The frequency dividing section C starts outputting the frequency divided signal S2 in the same timing relationship as the control signal S3 in the phase adjustment mode. The sample hold section I converts the trapezoidal wave S6 into the frequency-divided signal S2.
, and generates a sampling signal S7.

Therefore, the rotational speed of the DC motor 4d does not suddenly change when switching from the phase adjustment mode to the insertion recording mode. Further, a vertical synchronizing signal S4 outputted via the third switch SW3 is recorded on the magnetic tape 3 by the control head D. In the phase adjustment mode, the vertical synchronizing signal S4 and the control signal S3 obtained by reading the control pulse of the first signal of the magnetic tape 3 are controlled so that they have the same timing relationship. Therefore, at the start of the insertion recording mode, the vertical synchronizing signal S4 of the second signal is recorded on the magnetic tape 3 in a common phase relationship with the control pulse of the first signal. Since the control pulse and the vertical synchronization signal S4 are recorded on the magnetic tape 3 with a common timing relationship, the vertical synchronization signals of both the first and second signals are also recorded with a common timing relationship. Therefore, when the recorded signal is reproduced in row 9, vertical synchronization will not be lost at the beginning of insertion of the second signal.
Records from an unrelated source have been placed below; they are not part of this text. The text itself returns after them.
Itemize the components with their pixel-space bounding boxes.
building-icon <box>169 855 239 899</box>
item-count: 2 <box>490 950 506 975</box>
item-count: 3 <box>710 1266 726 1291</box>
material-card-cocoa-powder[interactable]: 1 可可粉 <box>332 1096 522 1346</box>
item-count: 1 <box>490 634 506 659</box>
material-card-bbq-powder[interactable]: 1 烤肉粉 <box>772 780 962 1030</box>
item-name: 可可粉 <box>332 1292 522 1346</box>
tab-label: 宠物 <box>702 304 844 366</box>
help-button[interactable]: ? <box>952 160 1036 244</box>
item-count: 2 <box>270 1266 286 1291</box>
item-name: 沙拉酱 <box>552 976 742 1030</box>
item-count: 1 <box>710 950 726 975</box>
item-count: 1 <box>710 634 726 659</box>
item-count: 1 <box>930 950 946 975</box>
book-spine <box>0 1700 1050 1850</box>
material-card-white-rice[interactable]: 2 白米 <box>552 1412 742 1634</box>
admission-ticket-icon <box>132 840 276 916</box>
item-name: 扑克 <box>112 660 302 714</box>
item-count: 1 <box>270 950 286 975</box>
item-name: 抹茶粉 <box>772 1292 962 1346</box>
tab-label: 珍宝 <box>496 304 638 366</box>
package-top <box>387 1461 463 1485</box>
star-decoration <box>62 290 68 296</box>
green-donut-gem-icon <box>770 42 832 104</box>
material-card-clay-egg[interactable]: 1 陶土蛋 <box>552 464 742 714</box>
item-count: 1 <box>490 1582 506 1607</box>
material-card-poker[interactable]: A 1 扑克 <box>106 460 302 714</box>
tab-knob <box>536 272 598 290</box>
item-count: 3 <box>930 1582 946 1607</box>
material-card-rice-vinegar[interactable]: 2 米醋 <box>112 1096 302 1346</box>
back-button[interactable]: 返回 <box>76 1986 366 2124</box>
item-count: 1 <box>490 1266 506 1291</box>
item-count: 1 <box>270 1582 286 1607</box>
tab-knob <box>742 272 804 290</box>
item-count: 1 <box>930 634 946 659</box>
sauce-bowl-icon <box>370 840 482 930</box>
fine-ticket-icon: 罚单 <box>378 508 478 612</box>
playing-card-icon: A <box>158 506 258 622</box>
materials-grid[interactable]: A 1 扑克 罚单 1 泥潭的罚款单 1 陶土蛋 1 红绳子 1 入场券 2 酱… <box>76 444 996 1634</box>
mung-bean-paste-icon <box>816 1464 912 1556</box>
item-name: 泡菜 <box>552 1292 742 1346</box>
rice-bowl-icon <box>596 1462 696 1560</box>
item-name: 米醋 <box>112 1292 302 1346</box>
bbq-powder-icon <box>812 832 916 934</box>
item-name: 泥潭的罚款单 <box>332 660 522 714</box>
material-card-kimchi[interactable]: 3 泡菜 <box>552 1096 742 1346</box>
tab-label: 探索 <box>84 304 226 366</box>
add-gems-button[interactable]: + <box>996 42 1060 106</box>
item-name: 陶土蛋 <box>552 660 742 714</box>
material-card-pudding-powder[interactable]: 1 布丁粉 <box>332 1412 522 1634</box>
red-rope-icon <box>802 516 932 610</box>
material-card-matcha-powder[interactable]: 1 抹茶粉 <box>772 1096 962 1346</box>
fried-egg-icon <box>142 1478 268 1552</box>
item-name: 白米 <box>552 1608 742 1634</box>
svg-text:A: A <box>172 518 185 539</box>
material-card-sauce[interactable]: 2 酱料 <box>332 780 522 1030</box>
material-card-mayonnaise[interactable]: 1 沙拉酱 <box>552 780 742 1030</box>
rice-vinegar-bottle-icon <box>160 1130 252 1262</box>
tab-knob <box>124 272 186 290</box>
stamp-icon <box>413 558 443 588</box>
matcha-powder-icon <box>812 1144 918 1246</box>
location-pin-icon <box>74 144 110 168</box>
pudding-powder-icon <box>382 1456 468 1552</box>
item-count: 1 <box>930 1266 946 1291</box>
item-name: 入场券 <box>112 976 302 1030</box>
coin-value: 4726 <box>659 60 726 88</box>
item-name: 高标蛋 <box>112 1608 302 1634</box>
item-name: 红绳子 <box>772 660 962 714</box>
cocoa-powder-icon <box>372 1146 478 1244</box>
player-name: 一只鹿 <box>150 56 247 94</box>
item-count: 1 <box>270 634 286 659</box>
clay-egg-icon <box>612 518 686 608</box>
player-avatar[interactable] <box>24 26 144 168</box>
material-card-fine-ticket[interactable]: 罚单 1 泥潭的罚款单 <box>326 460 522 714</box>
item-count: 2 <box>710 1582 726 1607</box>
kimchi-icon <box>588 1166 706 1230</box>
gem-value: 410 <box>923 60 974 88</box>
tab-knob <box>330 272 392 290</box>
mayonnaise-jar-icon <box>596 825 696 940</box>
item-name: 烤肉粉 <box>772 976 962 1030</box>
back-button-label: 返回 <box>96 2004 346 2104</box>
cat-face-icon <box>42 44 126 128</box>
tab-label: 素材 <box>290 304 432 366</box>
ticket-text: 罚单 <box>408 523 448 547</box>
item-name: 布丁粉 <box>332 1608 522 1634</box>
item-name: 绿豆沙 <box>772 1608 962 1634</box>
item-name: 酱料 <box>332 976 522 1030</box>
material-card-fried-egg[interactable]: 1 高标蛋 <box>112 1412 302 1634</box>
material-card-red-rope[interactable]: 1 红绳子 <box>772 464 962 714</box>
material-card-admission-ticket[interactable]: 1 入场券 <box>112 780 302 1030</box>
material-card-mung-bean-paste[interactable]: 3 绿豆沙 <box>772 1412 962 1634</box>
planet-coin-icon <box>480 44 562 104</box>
<Effects> As described above, according to the present invention, the first signal is recorded in a magnetic recording/reproducing apparatus in which an erasing head and a recording head are arranged at a predetermined interval along the running direction of a magnetic tape. means for inserting and recording a second signal on the magnetic tape via the recording head; a counter for counting the recording length of the second signal inserted by the former recording means; The erase head is driven until the output reaches the first predetermined value, and after the output reaches the first predetermined value until it reaches the second predetermined value at the end of insertion of the second signal. Since the erasing head is configured by a control circuit that controls the erasing head to be in an inoperable state, it is possible to prevent a blank unrecorded state between the insertion recording part of the second signal and the recording part of the first signal of the magnetic tape. I can do it. This makes it possible to make the reproduced image of the magnetic tape easier to see.

[Brief explanation of the drawing]

The drawings show an embodiment of the present invention, and FIG. 1 is a block diagram showing a magnetic tape running system, FIG. 2 is a schematic diagram showing a state of insertion and recording of a second signal on the magnetic tape, and FIG. 3 is a servo FIG. 2 is a block diagram showing a control system. 5... Full-width erase head 6... Rotating magnetic head 9.
... Counter 10 ... Control circuit applicant Sharp Corporation agent Patent attorney Kazuhide Okada

Claims (1)

[Claims] (1) In a magnetic recording/reproducing device in which an erasing head and a recording gutter are arranged at a predetermined interval along the running direction of the magnetic tape, the recording is performed on the magnetic tape on which the first signal is recorded. means for inserting and recording a second signal through a slot; a counter for counting the insertion recording length of the second signal by the recording means; The erase throat is driven until the first predetermined value is reached, and after the first predetermined value is reached, the second
a circuit for controlling the erasing head to be inactive until a second predetermined value is reached at the end of insertion of the signal.